Within seconds, one of the policemen “ripped my door open, stepped inside and yanked/manhandled the sh*t out of me acting like I had just threatened him or something,” the father recalled in horror. The front entrance was in chaos, with the two officers pinning down the man and handcuffing him while his 70-year-old mom screamed and his 6-year-old watched in terror. After all the violent grappling, he was eventually in the back of the police car, being taken away to the station. “It was such an extreme reaction to me saying we can talk through the door, and I’m just dumbfounded at this point,” he remarked.
The Michigan dad claims this incident happened about a year ago, but decided to bring it up on Reddit to see if the police’s actions were justified. Yet, it isn’t far into his story when Redditors realize the officers might have actually been in the right. Apparently, he had a “misdemeanor failure to appear warrant from driving while [his] license expired from 4 years earlier in 2020” that he “literally had zero idea existed.” He notes that the officers were from another county, but this still doesn’t quite help his case.
“If they had an arrest warrant for you that named your residence, then yes, they had the right to enter and grab you,” explains the top commenter of the man’s post. Even if the dad hadn’t come to the door, he identified himself when the police called his name, so they still would have been legally able to enter the open and arrest him if he hadn’t cooperated. “However, if they hadn’t had a warrant, this would have been 100% illegal,” the commenter concluded.

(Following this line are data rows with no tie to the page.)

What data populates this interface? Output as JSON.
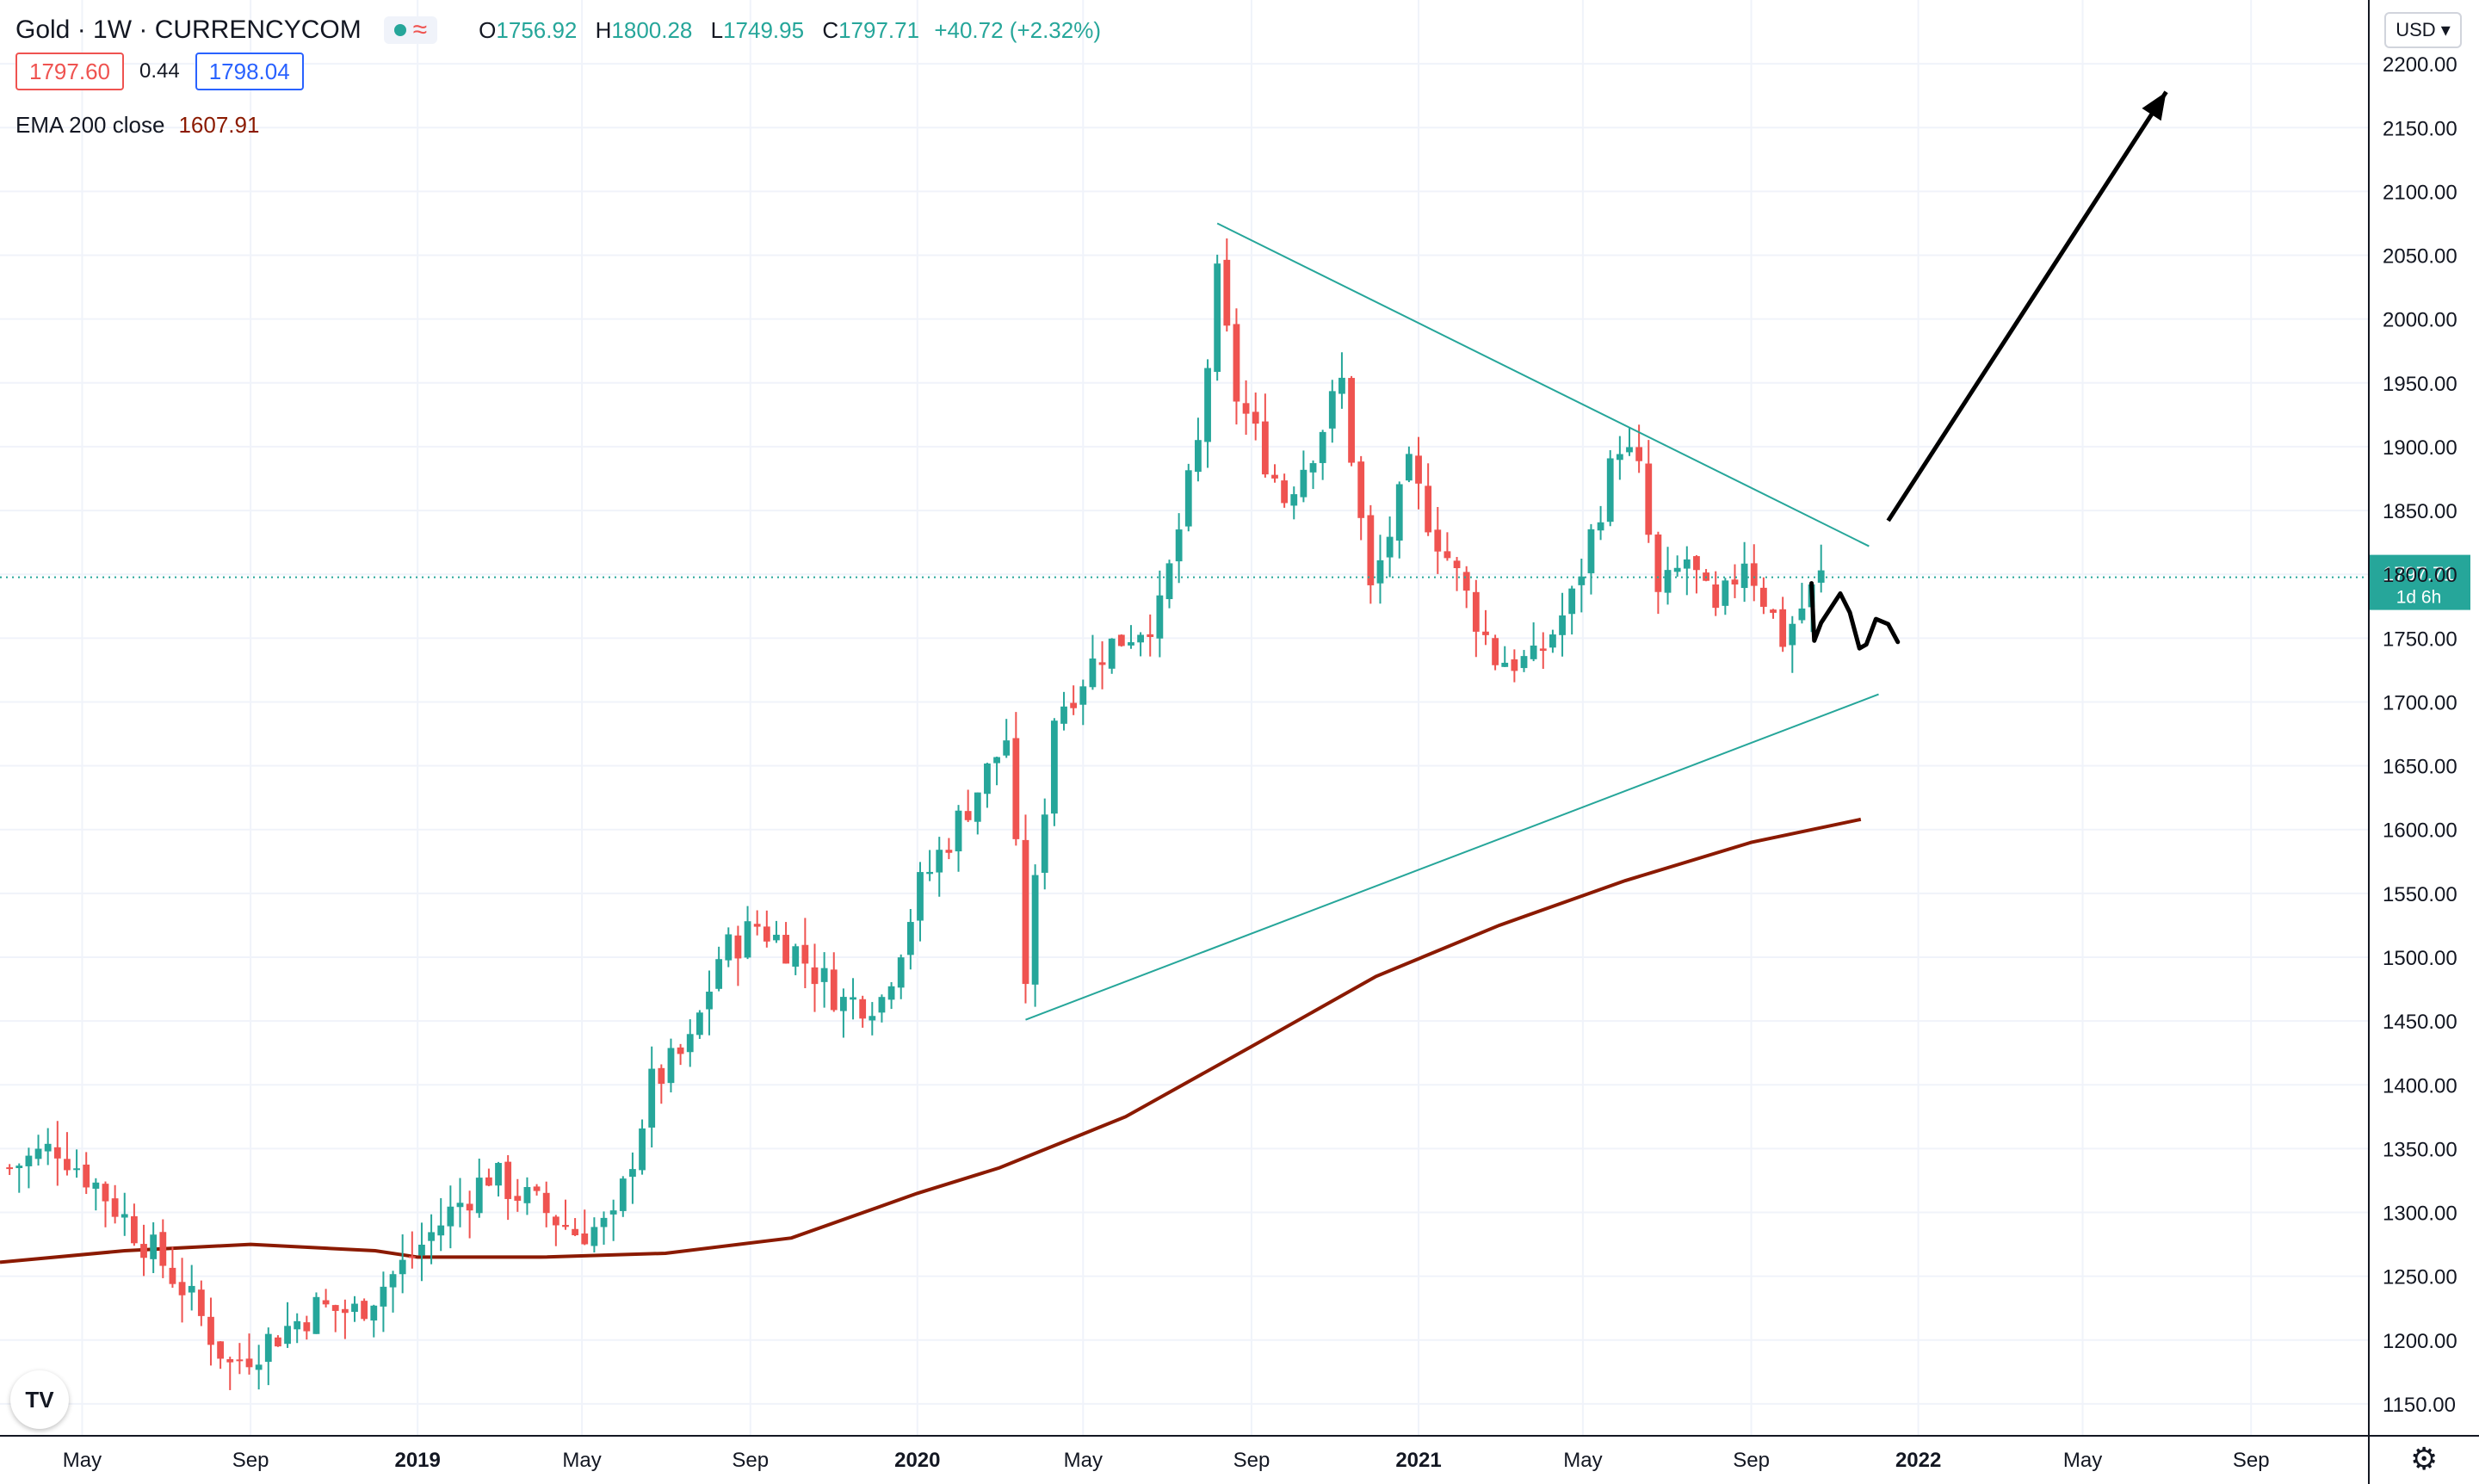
{
  "header": {
    "symbol": "Gold · 1W · CURRENCYCOM",
    "wave_icon": "≈",
    "ohlc": {
      "o_label": "O",
      "o": "1756.92",
      "h_label": "H",
      "h": "1800.28",
      "l_label": "L",
      "l": "1749.95",
      "c_label": "C",
      "c": "1797.71",
      "change": "+40.72 (+2.32%)"
    },
    "bid": "1797.60",
    "spread": "0.44",
    "ask": "1798.04",
    "indicator_name": "EMA 200 close",
    "indicator_value": "1607.91"
  },
  "price_scale": {
    "currency": "USD ▾",
    "last_price": "1797.71",
    "countdown": "1d 6h"
  },
  "logo_text": "TV",
  "settings_icon": "⚙",
  "colors": {
    "up": "#26a69a",
    "down": "#ef5350",
    "ema": "#8b1a00",
    "trendline": "#26a69a",
    "arrow": "#000000",
    "grid": "#f0f3fa"
  },
  "chart_data": {
    "type": "candlestick",
    "interval": "1W",
    "ylim": [
      1125,
      2250
    ],
    "xlim": [
      "2018-03-02",
      "2022-11-26"
    ],
    "yticks": [
      1150,
      1200,
      1250,
      1300,
      1350,
      1400,
      1450,
      1500,
      1550,
      1600,
      1650,
      1700,
      1750,
      1800,
      1850,
      1900,
      1950,
      2000,
      2050,
      2100,
      2150,
      2200
    ],
    "ytick_labels": [
      "1150.00",
      "1200.00",
      "1250.00",
      "1300.00",
      "1350.00",
      "1400.00",
      "1450.00",
      "1500.00",
      "1550.00",
      "1600.00",
      "1650.00",
      "1700.00",
      "1750.00",
      "1800.00",
      "1850.00",
      "1900.00",
      "1950.00",
      "2000.00",
      "2050.00",
      "2100.00",
      "2150.00",
      "2200.00"
    ],
    "xticks": [
      {
        "label": "May",
        "date": "2018-05-01",
        "bold": false
      },
      {
        "label": "Sep",
        "date": "2018-09-01",
        "bold": false
      },
      {
        "label": "2019",
        "date": "2019-01-01",
        "bold": true
      },
      {
        "label": "May",
        "date": "2019-05-01",
        "bold": false
      },
      {
        "label": "Sep",
        "date": "2019-09-01",
        "bold": false
      },
      {
        "label": "2020",
        "date": "2020-01-01",
        "bold": true
      },
      {
        "label": "May",
        "date": "2020-05-01",
        "bold": false
      },
      {
        "label": "Sep",
        "date": "2020-09-01",
        "bold": false
      },
      {
        "label": "2021",
        "date": "2021-01-01",
        "bold": true
      },
      {
        "label": "May",
        "date": "2021-05-01",
        "bold": false
      },
      {
        "label": "Sep",
        "date": "2021-09-01",
        "bold": false
      },
      {
        "label": "2022",
        "date": "2022-01-01",
        "bold": true
      },
      {
        "label": "May",
        "date": "2022-05-01",
        "bold": false
      },
      {
        "label": "Sep",
        "date": "2022-09-01",
        "bold": false
      }
    ],
    "anchors": [
      [
        "2018-03-09",
        1335
      ],
      [
        "2018-04-13",
        1352
      ],
      [
        "2018-05-11",
        1322
      ],
      [
        "2018-06-15",
        1278
      ],
      [
        "2018-07-13",
        1242
      ],
      [
        "2018-08-17",
        1180
      ],
      [
        "2018-09-07",
        1195
      ],
      [
        "2018-10-19",
        1225
      ],
      [
        "2018-11-16",
        1222
      ],
      [
        "2018-12-21",
        1258
      ],
      [
        "2019-01-25",
        1300
      ],
      [
        "2019-02-22",
        1330
      ],
      [
        "2019-03-22",
        1310
      ],
      [
        "2019-04-26",
        1285
      ],
      [
        "2019-05-24",
        1290
      ],
      [
        "2019-06-21",
        1400
      ],
      [
        "2019-07-19",
        1430
      ],
      [
        "2019-08-09",
        1500
      ],
      [
        "2019-09-06",
        1525
      ],
      [
        "2019-10-04",
        1505
      ],
      [
        "2019-11-08",
        1465
      ],
      [
        "2019-12-06",
        1468
      ],
      [
        "2020-01-03",
        1555
      ],
      [
        "2020-02-21",
        1645
      ],
      [
        "2020-03-06",
        1672
      ],
      [
        "2020-03-20",
        1485
      ],
      [
        "2020-04-10",
        1690
      ],
      [
        "2020-05-15",
        1740
      ],
      [
        "2020-06-26",
        1770
      ],
      [
        "2020-07-24",
        1900
      ],
      [
        "2020-08-07",
        2030
      ],
      [
        "2020-08-21",
        1940
      ],
      [
        "2020-09-25",
        1860
      ],
      [
        "2020-10-16",
        1900
      ],
      [
        "2020-11-06",
        1950
      ],
      [
        "2020-11-27",
        1785
      ],
      [
        "2020-12-25",
        1880
      ],
      [
        "2021-01-08",
        1845
      ],
      [
        "2021-02-26",
        1735
      ],
      [
        "2021-03-26",
        1730
      ],
      [
        "2021-04-23",
        1780
      ],
      [
        "2021-05-28",
        1905
      ],
      [
        "2021-06-11",
        1878
      ],
      [
        "2021-06-25",
        1780
      ],
      [
        "2021-07-16",
        1812
      ],
      [
        "2021-08-06",
        1765
      ],
      [
        "2021-08-27",
        1815
      ],
      [
        "2021-09-24",
        1750
      ],
      [
        "2021-10-22",
        1797.71
      ]
    ],
    "ema_200": [
      [
        "2018-03-02",
        1261
      ],
      [
        "2018-06-01",
        1270
      ],
      [
        "2018-09-01",
        1275
      ],
      [
        "2018-12-01",
        1270
      ],
      [
        "2019-01-01",
        1265
      ],
      [
        "2019-04-01",
        1265
      ],
      [
        "2019-07-01",
        1268
      ],
      [
        "2019-10-01",
        1280
      ],
      [
        "2020-01-01",
        1315
      ],
      [
        "2020-03-01",
        1335
      ],
      [
        "2020-06-01",
        1375
      ],
      [
        "2020-09-01",
        1430
      ],
      [
        "2020-12-01",
        1485
      ],
      [
        "2021-03-01",
        1525
      ],
      [
        "2021-06-01",
        1560
      ],
      [
        "2021-09-01",
        1590
      ],
      [
        "2021-11-20",
        1608
      ]
    ],
    "trendlines": [
      {
        "name": "upper",
        "from": [
          "2020-08-07",
          2075
        ],
        "to": [
          "2021-11-26",
          1822
        ]
      },
      {
        "name": "lower",
        "from": [
          "2020-03-20",
          1451
        ],
        "to": [
          "2021-12-03",
          1706
        ]
      }
    ],
    "arrow": {
      "from": [
        "2021-12-10",
        1842
      ],
      "to": [
        "2022-07-01",
        2178
      ]
    },
    "squiggle": [
      [
        "2021-10-15",
        1793
      ],
      [
        "2021-10-17",
        1748
      ],
      [
        "2021-10-22",
        1762
      ],
      [
        "2021-11-05",
        1785
      ],
      [
        "2021-11-12",
        1770
      ],
      [
        "2021-11-19",
        1742
      ],
      [
        "2021-11-24",
        1745
      ],
      [
        "2021-12-01",
        1765
      ],
      [
        "2021-12-10",
        1761
      ],
      [
        "2021-12-17",
        1747
      ]
    ],
    "last_price": 1797.71
  }
}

Others chimed in with similar answers. One person tells the Michigan dad, “If they had a valid warrant with your name and address, they were legally in the clear, even if it feels shady as hell. The whole thing still sounds traumatic, though, especially with how they handled it.” That being said, I wouldn’t blame him for being hesitant to open the door. With how ICE and police have been treating arrests across the country, it’s hard not to be scared of what any officer might do. Still, he probably should have known about his arrest warrant—a rather important detail, for sure.